Chronic Fatigue Syndrome Support Group

From what you say, I would definitely be interested to hear how your MRI goes in January. The fact there are some lesions (I think white matter means lesions right?) and you report your vision deterioration would merit further investigation.

I think that you are correct in citing Adrenal problems, which is one reason that I would recommend getting your cortisol levels checked. You might also want to get your DHEA level checked also. There is a good book, which you may already know about: http://www.adrenalfatigue.org/adre... Regardless, it seems that many people who have CFS (and other illnesses) seem to have Adrenal Fatigue as a component either as part of their condition or in addition to it. The amount of stress you are under, it is not surprising you feel so unwell! I think most of us can identify with what you have said in some way... the stress we undergo these days does not really allow our bodies to heal properly.

Keep in touch!

You may also want to test for HIV and HBV.
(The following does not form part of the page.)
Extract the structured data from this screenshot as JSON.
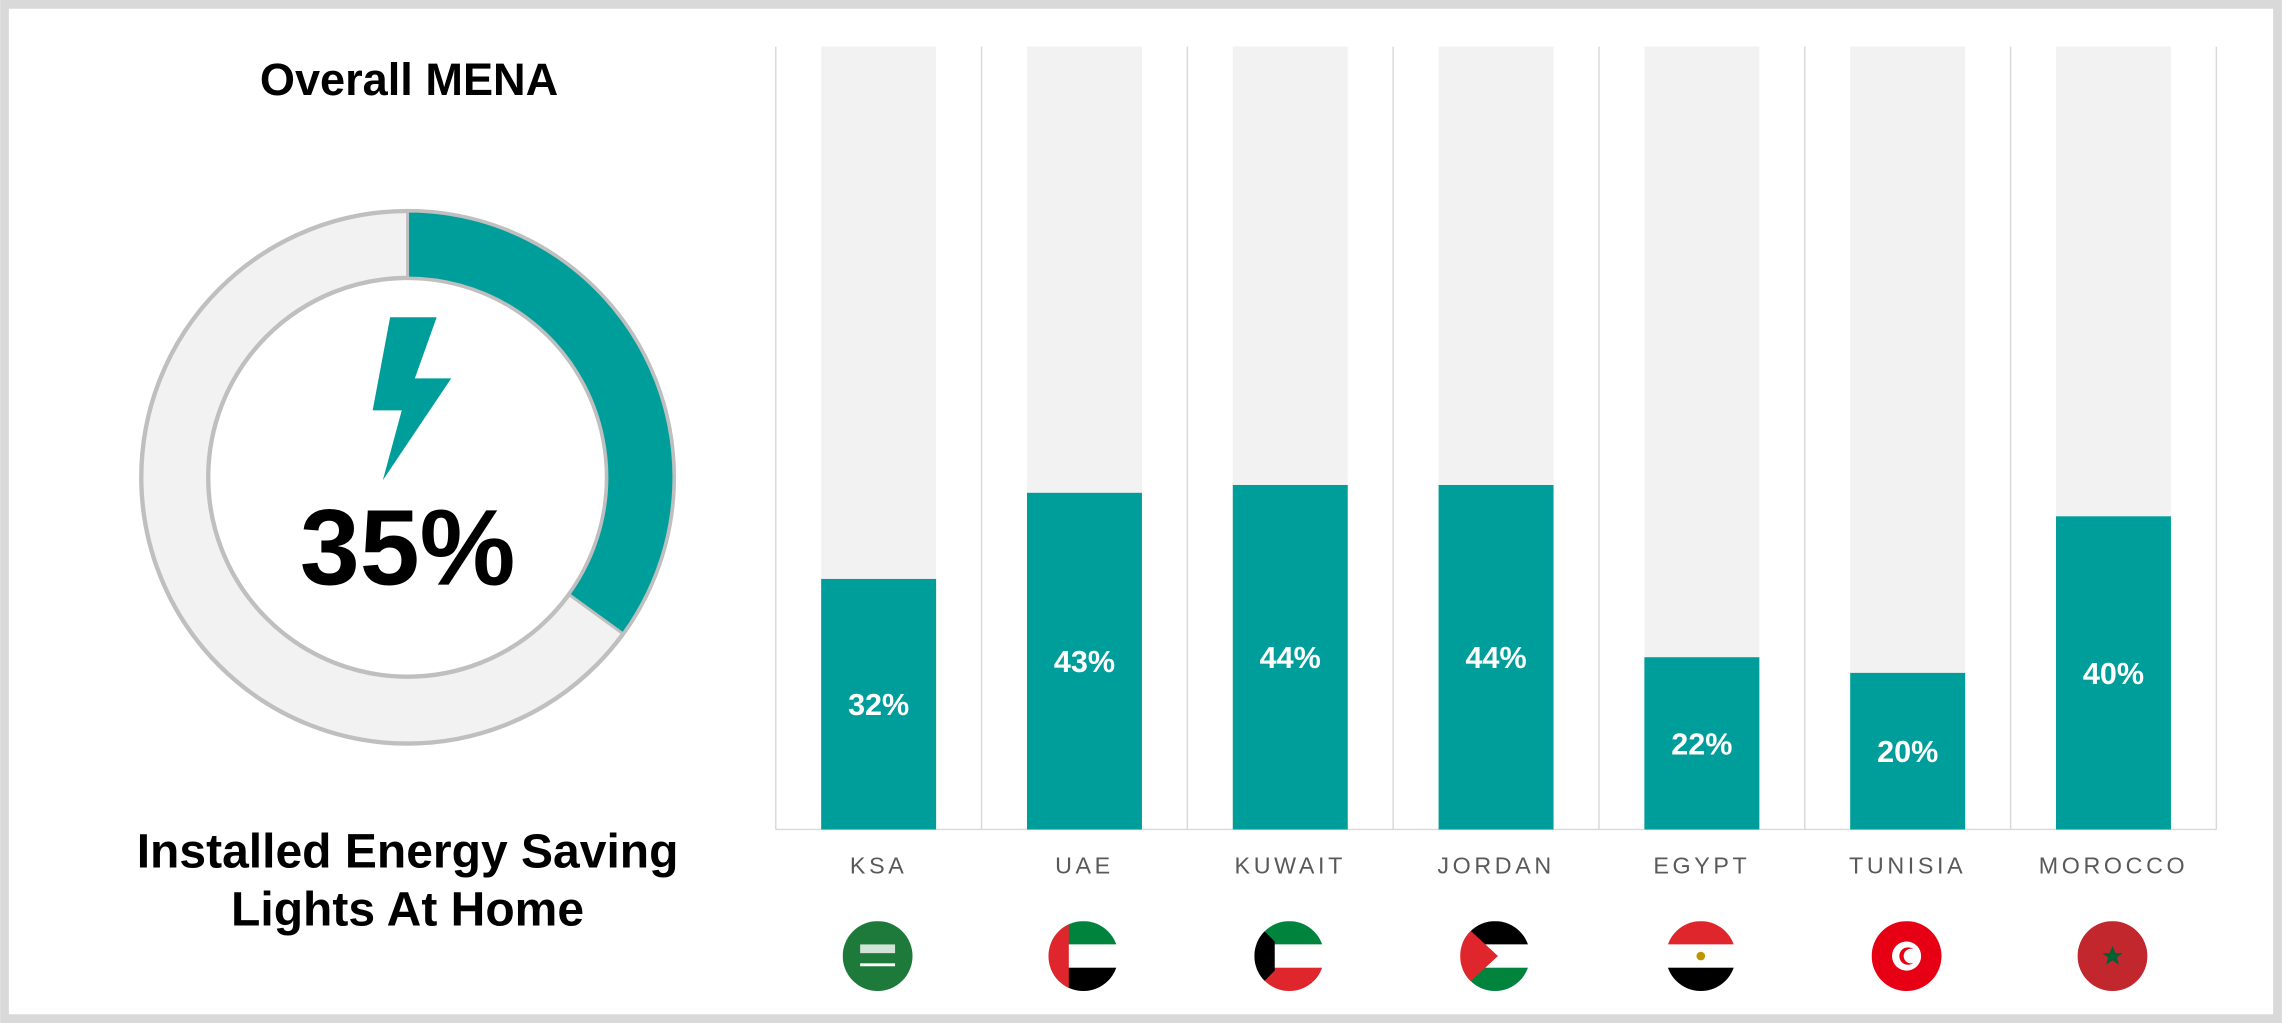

These are unlikely but, as we all know, you have to rule out everything else before you get a "true" diagnosis.

Jeb

The gray matter in your brain is the body of the neural cell, the part that you think with. The white matter of your brain is the axioms, sort of the tail end of the brain cell. This is used for communication with other cells (that is if I remember my neuro anatomy correctly) The nodules is the actual damage. Nerological damage from MS can also show up along the optic nerve, but as I wasn't having vision issues when they did the MRI they didn't look at the optic nerve. That may change when I see her in January (or maybe sooner).

Jeb I've been in a monogamous relationship for 20 yrs. I better not have HIV or DH is in serious trouble lol! But I will add that to my list of things to discuss with my Dr. on Monday.

You guys are fabulous. I really appreciate all the info.

Boy it is funny to read all the replies of test. I have had some multiple times. It is so crazy sometimes. I feel like I should donate a pint and let them take what they need when they think of some new test. lol. The only thing different that my doctor has found consistently is a histamine in my stomach (have no clue what he is talking about) but thinks it is related to a virus and that histamine is sending out signals that I am allergic to myself....sounded too stupid to me. But he is doing research on it now to see what he might offer me. I am blessed. My doctor won't stop until we either find a cure or find a way to make my life more managable. And yes, I printed out all the great articles that people post on here. He likes that I am always trying to stay one step ahead. He said it makes him work harder to keep up! Blessings.

How about Lupus or a vitamin D deficiancy? I was misdiagnosed for years but I ended up having Late Stage Lymes. I know how frustrating it is to have to go through that. I had gotten some very scary diagnosis and it sucks to be in the doctor after doctor flow. I really hope that you can find the source so that your mind can be put at ease. Good luck.